A rush of anger surged through Hope’s body, and she stood so fast that her chair toppled over. “You’ve not only been able to read my thoughts, but you didn’t tell me. And then you left, making me think… oh, hell. Never mind what I thought.” She threw her hands up and hurried from the kitchen, heading straight for her room. There was no way she could talk calmly with her mother. Not right then. Not when she felt like her insides were being ripped apart. Hope spent twenty-eight years thinking her mother had abandoned her. And every time they were together during all of that time, Hope had resented her mother, no doubt thinking terrible things she’d never say out loud, and her mother had heard it all.

“Hope! Wait!” Angela called as she rushed after her daughter.

“Why should I?” Hope spun around, her body shaking from the turmoil racking her emotions. “You kept this to yourself for twenty-eight years. Why do you want to talk now?”

“Because I want to help you navigate this.” I don’t want you to suffer like I did.

It was her mother’s thoughts and not her words that sucked all the anger out of Hope. Her shoulders slumped, and she pressed a hand to her forehead as she made her way into the living room and took a seat in her oversized chair.

Angela sat in the corner of the couch, perched on the edge with her hands clasped together. “I owe you an explanation.”

“I think that’s an understatement,” Hope said, curling up into herself and side eyeing her mother.

There was silence between them for a long moment until Angela finally said, “I’m sorry, Hope. I know what my silence did to you. My only defense is that I wanted you to live a normal life, one that didn’t revolve around this curse for as long as possible.”

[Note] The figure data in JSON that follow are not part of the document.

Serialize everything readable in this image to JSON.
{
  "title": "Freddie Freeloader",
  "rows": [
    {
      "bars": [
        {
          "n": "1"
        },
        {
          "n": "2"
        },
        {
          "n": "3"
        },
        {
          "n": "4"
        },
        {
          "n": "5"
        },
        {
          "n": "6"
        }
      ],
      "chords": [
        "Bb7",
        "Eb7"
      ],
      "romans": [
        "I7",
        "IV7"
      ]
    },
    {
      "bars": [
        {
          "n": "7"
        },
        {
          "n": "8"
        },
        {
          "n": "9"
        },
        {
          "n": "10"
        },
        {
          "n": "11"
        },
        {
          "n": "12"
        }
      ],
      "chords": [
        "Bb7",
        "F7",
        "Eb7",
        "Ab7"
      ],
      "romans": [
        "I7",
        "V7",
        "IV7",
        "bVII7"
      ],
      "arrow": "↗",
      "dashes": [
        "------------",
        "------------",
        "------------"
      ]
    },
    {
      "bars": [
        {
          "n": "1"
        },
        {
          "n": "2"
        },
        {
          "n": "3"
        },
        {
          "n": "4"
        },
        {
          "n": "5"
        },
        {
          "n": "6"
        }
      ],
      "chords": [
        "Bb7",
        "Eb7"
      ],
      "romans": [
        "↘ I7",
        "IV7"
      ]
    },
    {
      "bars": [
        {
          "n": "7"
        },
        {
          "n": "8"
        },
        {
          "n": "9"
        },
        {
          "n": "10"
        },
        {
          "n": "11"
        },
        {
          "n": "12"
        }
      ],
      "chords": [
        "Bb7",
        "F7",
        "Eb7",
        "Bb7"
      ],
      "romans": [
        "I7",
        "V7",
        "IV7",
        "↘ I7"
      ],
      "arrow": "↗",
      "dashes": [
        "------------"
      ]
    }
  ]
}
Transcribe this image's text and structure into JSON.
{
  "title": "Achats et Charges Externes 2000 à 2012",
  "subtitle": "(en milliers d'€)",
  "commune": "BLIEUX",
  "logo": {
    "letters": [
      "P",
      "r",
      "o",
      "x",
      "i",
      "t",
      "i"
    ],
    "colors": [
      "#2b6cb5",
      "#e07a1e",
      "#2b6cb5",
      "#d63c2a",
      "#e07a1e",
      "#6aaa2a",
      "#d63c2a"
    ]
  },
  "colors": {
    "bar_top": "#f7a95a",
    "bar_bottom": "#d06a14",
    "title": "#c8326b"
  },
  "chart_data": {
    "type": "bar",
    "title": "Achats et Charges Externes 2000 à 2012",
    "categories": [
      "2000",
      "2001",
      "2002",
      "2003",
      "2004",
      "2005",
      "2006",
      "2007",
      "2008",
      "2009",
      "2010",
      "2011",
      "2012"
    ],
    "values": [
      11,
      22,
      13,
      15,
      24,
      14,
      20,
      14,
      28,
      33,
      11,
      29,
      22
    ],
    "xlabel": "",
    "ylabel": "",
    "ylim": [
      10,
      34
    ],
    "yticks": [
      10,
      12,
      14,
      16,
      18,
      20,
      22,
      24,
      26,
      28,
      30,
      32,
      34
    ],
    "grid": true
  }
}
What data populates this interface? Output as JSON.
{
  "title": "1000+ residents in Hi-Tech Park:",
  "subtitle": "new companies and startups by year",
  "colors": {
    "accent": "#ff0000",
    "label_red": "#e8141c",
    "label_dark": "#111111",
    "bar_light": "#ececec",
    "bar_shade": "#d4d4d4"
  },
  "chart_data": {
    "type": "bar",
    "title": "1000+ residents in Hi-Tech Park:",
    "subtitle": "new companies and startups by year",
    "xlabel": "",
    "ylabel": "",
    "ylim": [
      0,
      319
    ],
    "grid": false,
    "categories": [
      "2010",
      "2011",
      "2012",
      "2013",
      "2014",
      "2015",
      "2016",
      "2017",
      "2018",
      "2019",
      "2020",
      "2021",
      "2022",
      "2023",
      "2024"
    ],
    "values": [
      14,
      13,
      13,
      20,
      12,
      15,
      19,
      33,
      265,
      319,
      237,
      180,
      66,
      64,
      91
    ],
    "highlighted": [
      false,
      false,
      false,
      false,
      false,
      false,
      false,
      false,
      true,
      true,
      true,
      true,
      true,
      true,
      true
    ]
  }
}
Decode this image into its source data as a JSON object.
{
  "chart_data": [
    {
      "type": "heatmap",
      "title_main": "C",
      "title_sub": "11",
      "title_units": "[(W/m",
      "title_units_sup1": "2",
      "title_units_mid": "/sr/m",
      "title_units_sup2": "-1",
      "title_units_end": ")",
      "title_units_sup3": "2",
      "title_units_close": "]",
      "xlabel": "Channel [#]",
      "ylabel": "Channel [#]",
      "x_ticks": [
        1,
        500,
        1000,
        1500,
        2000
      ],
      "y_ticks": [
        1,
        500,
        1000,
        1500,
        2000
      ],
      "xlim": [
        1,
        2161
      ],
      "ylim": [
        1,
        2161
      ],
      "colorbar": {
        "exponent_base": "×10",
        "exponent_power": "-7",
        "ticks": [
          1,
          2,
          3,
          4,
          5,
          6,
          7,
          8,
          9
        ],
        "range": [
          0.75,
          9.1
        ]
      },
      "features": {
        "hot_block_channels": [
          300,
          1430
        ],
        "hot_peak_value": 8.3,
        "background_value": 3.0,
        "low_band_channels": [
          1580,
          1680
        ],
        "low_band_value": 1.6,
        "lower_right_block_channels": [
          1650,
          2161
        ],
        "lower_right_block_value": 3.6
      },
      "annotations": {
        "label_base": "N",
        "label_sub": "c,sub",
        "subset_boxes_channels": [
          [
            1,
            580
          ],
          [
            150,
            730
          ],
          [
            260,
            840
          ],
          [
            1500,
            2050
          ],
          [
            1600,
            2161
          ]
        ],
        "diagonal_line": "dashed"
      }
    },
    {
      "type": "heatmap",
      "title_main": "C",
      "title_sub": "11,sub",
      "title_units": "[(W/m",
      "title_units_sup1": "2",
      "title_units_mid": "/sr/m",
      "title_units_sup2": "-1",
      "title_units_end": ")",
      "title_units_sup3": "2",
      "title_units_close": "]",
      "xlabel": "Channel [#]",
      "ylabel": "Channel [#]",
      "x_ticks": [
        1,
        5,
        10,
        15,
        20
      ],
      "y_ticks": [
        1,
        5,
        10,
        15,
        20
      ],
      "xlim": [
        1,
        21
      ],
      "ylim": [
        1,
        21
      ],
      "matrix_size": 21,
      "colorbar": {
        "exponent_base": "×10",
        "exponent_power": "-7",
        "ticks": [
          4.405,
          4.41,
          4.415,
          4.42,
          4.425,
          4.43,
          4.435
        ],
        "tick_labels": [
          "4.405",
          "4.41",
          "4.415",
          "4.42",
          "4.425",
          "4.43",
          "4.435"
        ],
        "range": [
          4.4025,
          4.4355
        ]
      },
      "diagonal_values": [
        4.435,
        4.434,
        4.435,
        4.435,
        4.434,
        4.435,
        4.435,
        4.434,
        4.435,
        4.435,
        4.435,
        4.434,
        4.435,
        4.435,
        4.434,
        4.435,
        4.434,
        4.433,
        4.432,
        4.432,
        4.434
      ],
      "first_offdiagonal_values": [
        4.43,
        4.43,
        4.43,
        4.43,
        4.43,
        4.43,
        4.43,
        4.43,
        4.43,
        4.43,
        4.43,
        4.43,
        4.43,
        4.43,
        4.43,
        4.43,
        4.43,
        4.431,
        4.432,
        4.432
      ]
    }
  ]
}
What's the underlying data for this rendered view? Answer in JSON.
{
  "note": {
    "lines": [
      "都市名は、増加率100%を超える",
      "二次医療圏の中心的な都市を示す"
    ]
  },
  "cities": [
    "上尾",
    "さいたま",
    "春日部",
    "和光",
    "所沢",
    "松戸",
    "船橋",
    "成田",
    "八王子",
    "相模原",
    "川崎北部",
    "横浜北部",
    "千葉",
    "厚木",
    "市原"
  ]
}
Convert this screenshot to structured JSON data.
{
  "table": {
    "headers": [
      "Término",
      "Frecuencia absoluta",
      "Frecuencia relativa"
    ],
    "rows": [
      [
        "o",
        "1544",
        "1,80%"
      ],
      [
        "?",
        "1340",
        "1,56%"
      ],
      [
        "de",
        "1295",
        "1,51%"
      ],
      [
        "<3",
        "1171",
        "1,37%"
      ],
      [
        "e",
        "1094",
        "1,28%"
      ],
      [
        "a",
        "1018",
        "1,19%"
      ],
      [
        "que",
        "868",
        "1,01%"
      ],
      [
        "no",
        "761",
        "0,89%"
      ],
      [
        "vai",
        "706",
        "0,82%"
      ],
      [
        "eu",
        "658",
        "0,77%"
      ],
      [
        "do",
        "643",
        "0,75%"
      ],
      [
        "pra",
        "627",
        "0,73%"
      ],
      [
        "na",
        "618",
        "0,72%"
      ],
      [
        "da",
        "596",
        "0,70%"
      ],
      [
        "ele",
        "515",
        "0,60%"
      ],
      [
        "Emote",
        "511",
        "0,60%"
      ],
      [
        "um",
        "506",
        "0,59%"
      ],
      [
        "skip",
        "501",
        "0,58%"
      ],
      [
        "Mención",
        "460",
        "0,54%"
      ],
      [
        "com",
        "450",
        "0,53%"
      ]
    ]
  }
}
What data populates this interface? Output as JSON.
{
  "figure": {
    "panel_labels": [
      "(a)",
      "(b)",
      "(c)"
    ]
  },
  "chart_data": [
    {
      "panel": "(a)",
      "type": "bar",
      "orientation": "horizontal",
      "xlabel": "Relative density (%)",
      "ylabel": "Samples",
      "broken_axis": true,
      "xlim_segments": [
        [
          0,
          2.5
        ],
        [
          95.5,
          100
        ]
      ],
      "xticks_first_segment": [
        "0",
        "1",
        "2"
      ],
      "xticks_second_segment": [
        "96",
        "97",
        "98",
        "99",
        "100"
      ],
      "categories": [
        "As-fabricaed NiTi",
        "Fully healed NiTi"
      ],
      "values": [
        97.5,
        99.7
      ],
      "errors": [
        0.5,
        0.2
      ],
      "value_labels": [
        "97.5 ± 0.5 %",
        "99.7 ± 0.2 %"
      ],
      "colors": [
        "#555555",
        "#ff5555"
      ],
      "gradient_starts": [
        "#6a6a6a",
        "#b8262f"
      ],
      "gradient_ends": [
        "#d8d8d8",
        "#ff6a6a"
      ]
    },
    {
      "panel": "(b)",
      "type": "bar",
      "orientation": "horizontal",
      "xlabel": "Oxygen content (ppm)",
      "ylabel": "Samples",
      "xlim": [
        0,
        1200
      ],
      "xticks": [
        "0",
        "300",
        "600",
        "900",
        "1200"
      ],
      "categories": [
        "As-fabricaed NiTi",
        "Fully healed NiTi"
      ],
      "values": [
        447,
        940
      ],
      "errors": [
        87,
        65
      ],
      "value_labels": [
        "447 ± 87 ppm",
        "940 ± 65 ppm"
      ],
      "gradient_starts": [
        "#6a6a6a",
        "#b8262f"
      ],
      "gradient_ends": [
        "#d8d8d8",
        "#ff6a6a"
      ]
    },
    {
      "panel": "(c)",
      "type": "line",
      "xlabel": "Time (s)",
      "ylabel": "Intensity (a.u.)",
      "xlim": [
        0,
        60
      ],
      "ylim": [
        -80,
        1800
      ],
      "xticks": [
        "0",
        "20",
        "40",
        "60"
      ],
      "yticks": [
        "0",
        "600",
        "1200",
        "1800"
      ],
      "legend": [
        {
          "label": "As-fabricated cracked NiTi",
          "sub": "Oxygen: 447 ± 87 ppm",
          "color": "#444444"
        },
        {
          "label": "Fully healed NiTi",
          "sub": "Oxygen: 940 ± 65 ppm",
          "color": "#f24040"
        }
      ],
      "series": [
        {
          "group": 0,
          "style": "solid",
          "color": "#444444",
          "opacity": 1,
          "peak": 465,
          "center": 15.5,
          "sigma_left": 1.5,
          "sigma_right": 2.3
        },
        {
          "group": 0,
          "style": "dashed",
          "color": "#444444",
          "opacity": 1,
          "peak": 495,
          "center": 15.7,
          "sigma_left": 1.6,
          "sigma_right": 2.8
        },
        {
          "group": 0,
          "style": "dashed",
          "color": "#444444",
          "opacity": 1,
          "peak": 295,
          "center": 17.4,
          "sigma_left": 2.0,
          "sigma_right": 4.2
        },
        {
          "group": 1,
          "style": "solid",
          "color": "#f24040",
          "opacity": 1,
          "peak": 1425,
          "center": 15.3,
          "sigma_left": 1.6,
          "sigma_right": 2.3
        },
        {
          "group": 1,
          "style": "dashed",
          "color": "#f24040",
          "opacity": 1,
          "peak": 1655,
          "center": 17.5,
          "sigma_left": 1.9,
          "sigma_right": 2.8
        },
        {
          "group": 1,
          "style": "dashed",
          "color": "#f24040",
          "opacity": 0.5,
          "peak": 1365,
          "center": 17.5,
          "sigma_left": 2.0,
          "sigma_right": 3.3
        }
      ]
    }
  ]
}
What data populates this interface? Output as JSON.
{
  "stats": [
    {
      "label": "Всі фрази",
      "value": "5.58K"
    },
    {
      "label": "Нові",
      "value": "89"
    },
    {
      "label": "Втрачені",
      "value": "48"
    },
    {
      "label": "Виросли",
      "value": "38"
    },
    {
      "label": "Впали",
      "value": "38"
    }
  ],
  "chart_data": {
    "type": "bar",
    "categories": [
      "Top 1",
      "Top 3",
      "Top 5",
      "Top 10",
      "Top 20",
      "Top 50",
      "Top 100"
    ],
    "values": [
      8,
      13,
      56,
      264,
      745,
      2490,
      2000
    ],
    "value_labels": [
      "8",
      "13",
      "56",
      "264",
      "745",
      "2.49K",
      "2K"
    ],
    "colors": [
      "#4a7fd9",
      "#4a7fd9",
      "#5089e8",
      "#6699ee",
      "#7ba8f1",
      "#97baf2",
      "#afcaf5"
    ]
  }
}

Hope’s frown deepened. “I don’t get it. What would’ve been the harm in telling me? At the very least, I’d have been prepared when I started hearing my friends’ thoughts.”

Angela stared at her nails as if they were the most interesting thing she’d seen in ages. “You don’t understand. I knew the curse was coming before it happened. My grandmother told me after you were born. I spent seventeen years stressed about what this would do to my mental state and my relationships. My grandmother Rosie was convinced it was the reason my mother died young. Her death was ruled as an accident when her car went off the road, but Rosie wasn’t convinced. Mom didn’t handle hearing other people’s thoughts well.”

“She thought Grandma Mary drove off that cliff on purpose?” Hope asked, horrified. She’d heard the stories. Her mother’s mom had gone out in a storm, supposedly for milk and eggs, and had never come back. Except Harriet, their longtime neighbor, said she’d never understood why because there was a gallon of milk and a full carton of eggs already in the refrigerator that evening. Harriet knew because she had stayed with Angela that night after she’d gotten the news about Mary’s accident, and she made Angela breakfast the next morning.

“Yes. She was certain of it, but she let everyone think it was an accident to preserve the family name.” There was disgust on her face, making Hope question her mother’s relationship with her grandmother for the first time.

Hope knew Angela hadn’t had a great relationship with her own mother, but she’d thought she was close with Grandma Rosie. Is that why things were so tense all the time? Did Mom blame her for the curse?

“No, bunny. I didn’t blame her, but I was angry at Grandma for a long time for not being honest about what happened,” Angela said, sounding sad. “The truth is that I was angry at everyone for a long time. Everyone except you. It killed me to leave here. But I need you to understand that once I started hearing people’s thoughts, it was overwhelming. I couldn’t shut them out. It was all the time. I needed to live alone for my own sanity and for your privacy. The last thing I needed to be hearing were the private thoughts of my eighteen-year-old daughter.”